Pourquoi le choix du centre de dialyse compte
Un patient hémodialysé en centre réalise en moyenne trois séances par semaine, chacune de quatre heures hors trajets. Sur une année, cela représente plus de 600 heures passées dans l'unité de soins, auxquelles s'ajoutent les temps de transport. Le choix de l'établissement influe donc directement sur la fatigue, la vie professionnelle et sociale, et le suivi médical.
Contrairement à une idée répandue, le néphrologue référent n'impose pas le centre : le patient choisit son unité, dans la limite des places disponibles et de la modalité prescrite. Ce choix peut évoluer, notamment lors d'un déménagement, d'un changement d'horaires professionnels ou d'une orientation vers l'autodialyse.
Critère 1 : la proximité géographique
La distance domicile-centre est le premier critère. L'Assurance Maladie rembourse le transport sanitaire (VSL, taxi conventionné, voire ambulance selon l'état clinique), mais un trajet de plus de 45 minutes aller simple devient rapidement éprouvant, surtout en fin de séance quand le patient est fatigué.
Il faut aussi anticiper les contraintes d'horaires : un centre plus éloigné mais desservi par des taxis conventionnés fiables peut être préférable à un centre proche mal desservi. Notre annuaire permet de filtrer les centres par département et ville pour évaluer les options réalistes autour du domicile.
Critère 2 : les modalités proposées
Tous les centres ne proposent pas toutes les modalités.

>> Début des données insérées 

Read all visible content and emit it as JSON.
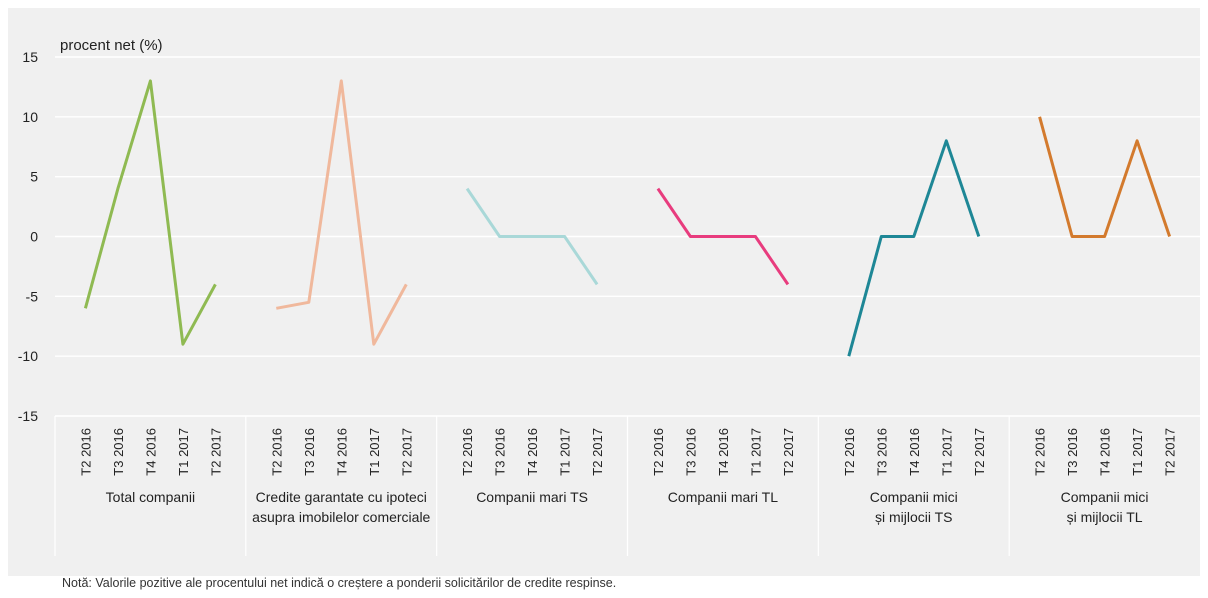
{
  "chart_data": {
    "type": "line",
    "ylabel": "procent net (%)",
    "ylim": [
      -15,
      15
    ],
    "yticks": [
      15,
      10,
      5,
      0,
      -5,
      -10,
      -15
    ],
    "grid": true,
    "periods": [
      "T2 2016",
      "T3 2016",
      "T4 2016",
      "T1 2017",
      "T2 2017"
    ],
    "groups": [
      {
        "label": "Total companii",
        "color": "#8fba52",
        "values": [
          -6,
          4,
          13,
          -9,
          -4
        ]
      },
      {
        "label": "Credite garantate cu ipoteci asupra imobilelor comerciale",
        "color": "#f0b89c",
        "values": [
          -6,
          -5.5,
          13,
          -9,
          -4
        ]
      },
      {
        "label": "Companii mari TS",
        "color": "#a9d8d8",
        "values": [
          4,
          0,
          0,
          0,
          -4
        ]
      },
      {
        "label": "Companii mari TL",
        "color": "#e83c7e",
        "values": [
          4,
          0,
          0,
          0,
          -4
        ]
      },
      {
        "label": "Companii mici și mijlocii TS",
        "color": "#1e8796",
        "values": [
          -10,
          0,
          0,
          8,
          0
        ]
      },
      {
        "label": "Companii mici și mijlocii TL",
        "color": "#d37a2d",
        "values": [
          10,
          0,
          0,
          8,
          0
        ]
      }
    ]
  },
  "note": "Notă: Valorile pozitive ale procentului net indică o creștere a ponderii solicitărilor de credite respinse."
}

On distingue principalement :
- Hémodialyse en centre lourd (HDC) : prise en charge complète avec néphrologue sur place, pour patients instables ou présentant des comorbidités.
- Unité de dialyse médicalisée (UDM) : surveillance médicale allégée mais infirmière constante, pour patients stables.

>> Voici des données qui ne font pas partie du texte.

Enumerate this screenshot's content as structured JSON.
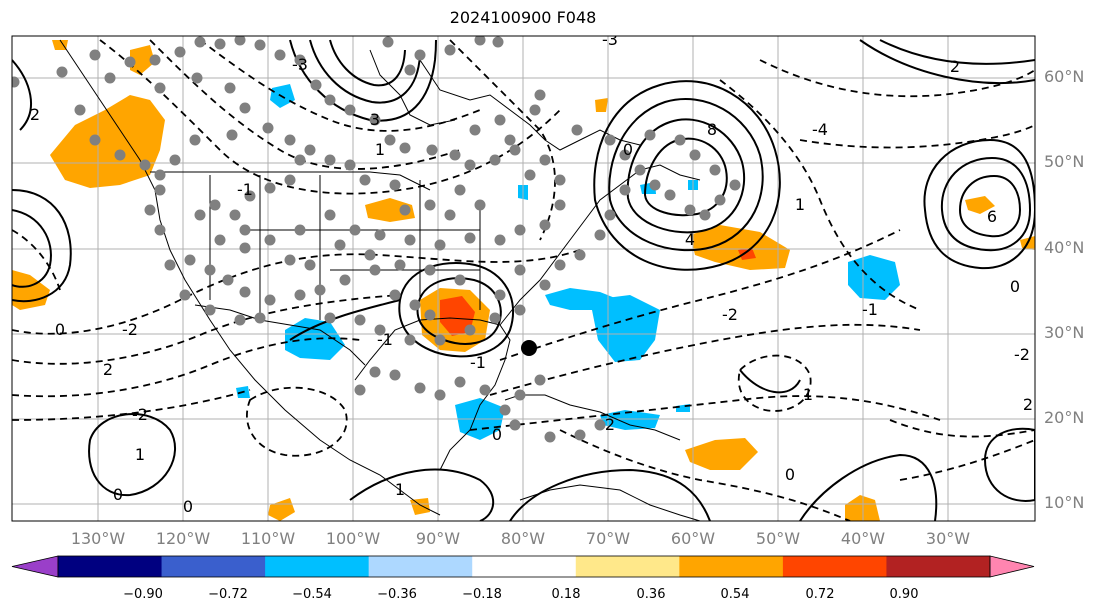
{
  "title": "2024100900 F048",
  "lat_labels": [
    "60°N",
    "50°N",
    "40°N",
    "30°N",
    "20°N",
    "10°N"
  ],
  "lon_labels": [
    "130°W",
    "120°W",
    "110°W",
    "100°W",
    "90°W",
    "80°W",
    "70°W",
    "60°W",
    "50°W",
    "40°W",
    "30°W"
  ],
  "colorbar": {
    "tick_labels": [
      "−0.90",
      "−0.72",
      "−0.54",
      "−0.36",
      "−0.18",
      "0.18",
      "0.36",
      "0.54",
      "0.72",
      "0.90"
    ],
    "colors": [
      "#9a3fc9",
      "#000080",
      "#3a5fcd",
      "#00bfff",
      "#add8ff",
      "#ffffff",
      "#ffe88a",
      "#ffa500",
      "#ff4500",
      "#b22222",
      "#ff85b0"
    ],
    "under_color": "#9a3fc9",
    "over_color": "#ff85b0"
  },
  "contour_labels": [
    "2",
    "0",
    "-2",
    "3",
    "-1",
    "1",
    "-3",
    "-4",
    "6",
    "8",
    "-2",
    "0",
    "2",
    "1",
    "-1",
    "4",
    "2",
    "-2",
    "1",
    "0",
    "0",
    "1",
    "-1",
    "0",
    "2",
    "-3",
    "0",
    "-1",
    "-2",
    "1",
    "0",
    "2"
  ],
  "colors": {
    "land_line": "#000000",
    "grid": "#b0b0b0",
    "station": "#808080",
    "marker": "#000000"
  }
}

- Autodialyse assistée : le patient gère son branchement avec une infirmière présente, avec une grande autonomie.
- Autodialyse simple : le patient est totalement autonome, séances dans une structure collective légère.

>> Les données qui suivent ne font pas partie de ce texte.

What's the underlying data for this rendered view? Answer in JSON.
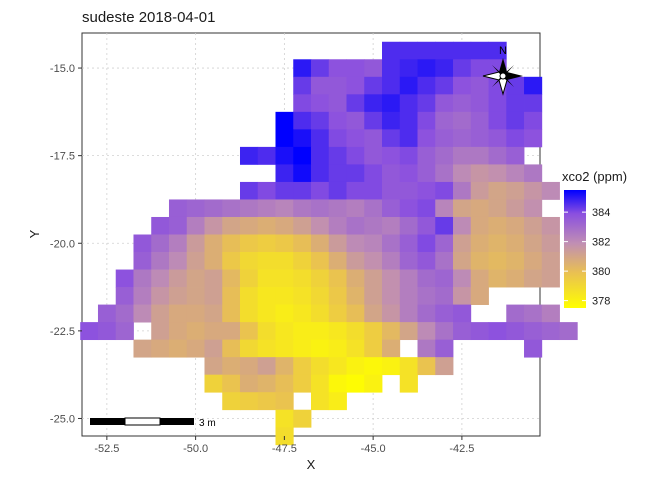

- Dialyse à domicile (hémodialyse quotidienne ou péritonéale) : formation préalable, équipement installé chez le patient.
Un centre unique permet d'évoluer vers plus d'autonomie sans changer d'équipe. Cette continuité est précieuse, surtout pour les patients qui progressent vers une dialyse péritonéale ou une hémodialyse à domicile.
Critère 3 : les horaires et l'organisation
Les centres fonctionnent généralement en trois rotations quotidiennes (matin, après-midi, soir), du lundi au samedi. Certains proposent des créneaux de nuit, précieux pour les patients actifs qui souhaitent préserver leur emploi.
Il faut interroger le centre sur la souplesse réelle : possibilité de décaler une séance ponctuellement, gestion des séances de repli en cas de vacances, délais pour changer d'horaire fixe. Un centre saturé offre peu de flexibilité, ce qui peut peser sur la qualité de vie.
Critère 4 : l'équipe médicale et l'environnement
Lors de la visite préalable, observer le ratio infirmier/patient (un soignant pour trois à quatre patients est la norme), la propreté, la confidentialité entre les postes et l'ambiance générale. Un centre où les soignants connaissent les patients par leur prénom est souvent un bon indicateur.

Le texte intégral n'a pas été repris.